Each move targets cognitive load, content prioritization, and discoverability—mobile-first, with scanability over tab count.

Intent-led tab order

User problem

Priority sections sat mid-row; renters scrolled past them hunting by label.

UX decision

Reviews → Photos & Videos → Floor Plans → supporting sections—order matches analytics-ranked intent.

Expected outcome

Faster first click to trust and layout content; less horizontal hunting.

Consolidate media

User problem

Separate Photos and Videos tabs split attention and duplicated mental models.

UX decision

Single Photos & Videos destination with shared depth.

Expected outcome

One scan target for visual proof; fewer tabs in the primary row.

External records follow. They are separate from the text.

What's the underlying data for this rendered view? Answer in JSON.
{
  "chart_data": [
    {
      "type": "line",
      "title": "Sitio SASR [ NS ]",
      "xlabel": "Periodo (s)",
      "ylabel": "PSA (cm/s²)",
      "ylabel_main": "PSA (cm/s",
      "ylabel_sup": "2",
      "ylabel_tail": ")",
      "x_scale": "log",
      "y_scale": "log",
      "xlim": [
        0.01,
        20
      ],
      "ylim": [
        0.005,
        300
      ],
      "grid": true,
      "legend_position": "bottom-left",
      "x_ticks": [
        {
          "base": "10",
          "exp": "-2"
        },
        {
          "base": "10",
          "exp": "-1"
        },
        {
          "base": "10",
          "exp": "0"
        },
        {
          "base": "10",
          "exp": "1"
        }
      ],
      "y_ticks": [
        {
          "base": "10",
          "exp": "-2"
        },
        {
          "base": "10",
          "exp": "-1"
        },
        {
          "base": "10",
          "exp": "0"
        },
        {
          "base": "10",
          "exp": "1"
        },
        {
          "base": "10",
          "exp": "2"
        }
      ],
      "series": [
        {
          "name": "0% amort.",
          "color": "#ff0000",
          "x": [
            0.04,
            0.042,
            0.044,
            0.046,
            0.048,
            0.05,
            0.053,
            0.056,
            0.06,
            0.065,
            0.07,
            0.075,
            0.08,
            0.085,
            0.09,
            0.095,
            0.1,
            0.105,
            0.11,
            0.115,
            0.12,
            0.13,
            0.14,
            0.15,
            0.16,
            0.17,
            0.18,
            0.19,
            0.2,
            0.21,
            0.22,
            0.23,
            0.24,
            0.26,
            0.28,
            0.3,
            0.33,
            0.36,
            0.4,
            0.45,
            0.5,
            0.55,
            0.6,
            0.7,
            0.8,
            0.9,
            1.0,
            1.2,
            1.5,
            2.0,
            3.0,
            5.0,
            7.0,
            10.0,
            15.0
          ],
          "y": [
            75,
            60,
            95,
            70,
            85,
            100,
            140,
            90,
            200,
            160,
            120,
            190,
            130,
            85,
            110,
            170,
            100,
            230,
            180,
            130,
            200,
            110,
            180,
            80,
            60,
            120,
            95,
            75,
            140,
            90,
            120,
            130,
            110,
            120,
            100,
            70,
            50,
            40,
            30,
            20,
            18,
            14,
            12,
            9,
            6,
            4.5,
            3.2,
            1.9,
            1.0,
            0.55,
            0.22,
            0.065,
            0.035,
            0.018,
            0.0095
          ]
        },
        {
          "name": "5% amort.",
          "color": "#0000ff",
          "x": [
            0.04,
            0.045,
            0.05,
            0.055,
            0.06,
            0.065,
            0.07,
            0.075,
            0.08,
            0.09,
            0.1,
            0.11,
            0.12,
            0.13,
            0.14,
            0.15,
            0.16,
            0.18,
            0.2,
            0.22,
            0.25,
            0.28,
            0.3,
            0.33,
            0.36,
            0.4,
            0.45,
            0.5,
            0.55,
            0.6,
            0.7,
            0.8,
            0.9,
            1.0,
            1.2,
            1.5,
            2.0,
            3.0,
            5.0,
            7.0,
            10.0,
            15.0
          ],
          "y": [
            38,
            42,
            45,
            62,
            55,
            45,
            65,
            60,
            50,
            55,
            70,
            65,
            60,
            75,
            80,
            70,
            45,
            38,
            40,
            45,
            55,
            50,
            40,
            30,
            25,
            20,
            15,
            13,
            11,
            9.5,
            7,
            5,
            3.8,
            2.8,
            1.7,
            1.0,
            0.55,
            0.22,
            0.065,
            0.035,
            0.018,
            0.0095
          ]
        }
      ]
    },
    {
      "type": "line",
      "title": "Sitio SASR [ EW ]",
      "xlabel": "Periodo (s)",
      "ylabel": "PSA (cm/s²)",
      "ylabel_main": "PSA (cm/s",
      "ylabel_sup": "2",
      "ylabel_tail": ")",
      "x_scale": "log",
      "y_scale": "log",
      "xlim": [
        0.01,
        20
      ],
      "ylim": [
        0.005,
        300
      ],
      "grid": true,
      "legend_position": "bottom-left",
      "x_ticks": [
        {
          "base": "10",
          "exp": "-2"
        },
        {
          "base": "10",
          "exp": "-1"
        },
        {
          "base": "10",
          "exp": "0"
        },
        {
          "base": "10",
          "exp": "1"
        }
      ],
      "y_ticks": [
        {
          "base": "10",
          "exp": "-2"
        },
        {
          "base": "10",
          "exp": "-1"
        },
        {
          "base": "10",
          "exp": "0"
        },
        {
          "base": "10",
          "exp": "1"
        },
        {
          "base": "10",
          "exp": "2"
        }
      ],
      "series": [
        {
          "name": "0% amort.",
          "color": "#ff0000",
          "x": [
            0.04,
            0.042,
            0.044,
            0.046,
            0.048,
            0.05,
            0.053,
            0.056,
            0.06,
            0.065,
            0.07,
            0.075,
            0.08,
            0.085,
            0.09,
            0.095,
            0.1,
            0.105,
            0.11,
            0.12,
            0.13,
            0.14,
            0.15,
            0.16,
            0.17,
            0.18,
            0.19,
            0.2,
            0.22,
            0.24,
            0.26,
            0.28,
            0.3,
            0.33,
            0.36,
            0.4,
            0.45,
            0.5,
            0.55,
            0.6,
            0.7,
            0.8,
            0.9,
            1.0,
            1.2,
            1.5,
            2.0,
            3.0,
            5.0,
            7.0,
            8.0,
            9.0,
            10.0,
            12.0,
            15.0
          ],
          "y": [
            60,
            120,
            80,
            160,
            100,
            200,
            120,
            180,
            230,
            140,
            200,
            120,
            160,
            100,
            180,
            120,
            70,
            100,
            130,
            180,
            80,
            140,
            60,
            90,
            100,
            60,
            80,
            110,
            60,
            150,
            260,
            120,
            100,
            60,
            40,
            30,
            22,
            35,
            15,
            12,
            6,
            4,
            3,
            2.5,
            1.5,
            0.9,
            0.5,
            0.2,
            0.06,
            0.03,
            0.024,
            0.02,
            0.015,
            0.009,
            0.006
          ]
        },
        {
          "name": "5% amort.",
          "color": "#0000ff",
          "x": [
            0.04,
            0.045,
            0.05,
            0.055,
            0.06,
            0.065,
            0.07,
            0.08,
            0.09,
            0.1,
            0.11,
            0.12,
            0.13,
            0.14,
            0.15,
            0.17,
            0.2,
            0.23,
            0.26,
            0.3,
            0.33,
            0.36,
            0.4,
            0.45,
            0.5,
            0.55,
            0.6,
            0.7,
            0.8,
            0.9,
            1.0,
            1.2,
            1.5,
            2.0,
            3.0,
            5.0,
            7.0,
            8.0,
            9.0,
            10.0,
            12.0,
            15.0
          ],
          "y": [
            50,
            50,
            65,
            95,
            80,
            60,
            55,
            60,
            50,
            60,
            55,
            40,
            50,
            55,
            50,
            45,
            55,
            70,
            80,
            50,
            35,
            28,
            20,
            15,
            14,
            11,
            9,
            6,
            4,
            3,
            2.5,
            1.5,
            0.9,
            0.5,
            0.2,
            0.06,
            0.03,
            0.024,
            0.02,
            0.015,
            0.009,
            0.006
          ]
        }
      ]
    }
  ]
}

Overflow as IA, not failure

User problem

Wrapped tabs looked like equal choices and hid active section on small screens.

UX decision

Horizontal scroll, strong active state, and consistent labels when the row exceeds viewport.

Expected outcome

Secondary sections stay reachable without flattening priority tabs.

Mobile parity

User problem

Mobile users needed the same hierarchy—not a reduced or reordered subset.

UX decision

Collapsible navigation with identical labels and order as desktop.

Expected outcome

Predictable wayfinding across breakpoints; no “mobile surprise” tabs.

Solution

Before

Community navigation before redesign
  • Tab order followed internal taxonomy
  • Reviews and floor plans buried mid-row
  • Photos and video split across tabs

After

Community navigation after redesign
  • Priority content left-aligned in scan path
  • Media grouped; fewer competing labels
  • Overflow keeps secondary sections one gesture away
Mobile community page navigation
Mobile — same IA priority; collapsible pattern preserves order

Impact

+11%

Community page visits

More renters reached community pages after navigation clarified entry to priority sections.

+15%

Priority tab engagement

Higher interaction with reviews, combined media, and floor plans vs. pre-reorder baseline.

Lower wayfinding friction

Fewer support and research reports about “finding reviews” or plans on the page.

Reusable IA pattern

Intent-led tab model carried to later community work and partner demos.

Reflection

Ranking sections from behavior and analytics before visual design kept the IA honest. The win was structural—predictable hierarchy and mobile parity—not cosmetic tab styling. Next I'd instrument time-to-first meaningful tab click and compare scan paths on wrapped vs. overflow patterns.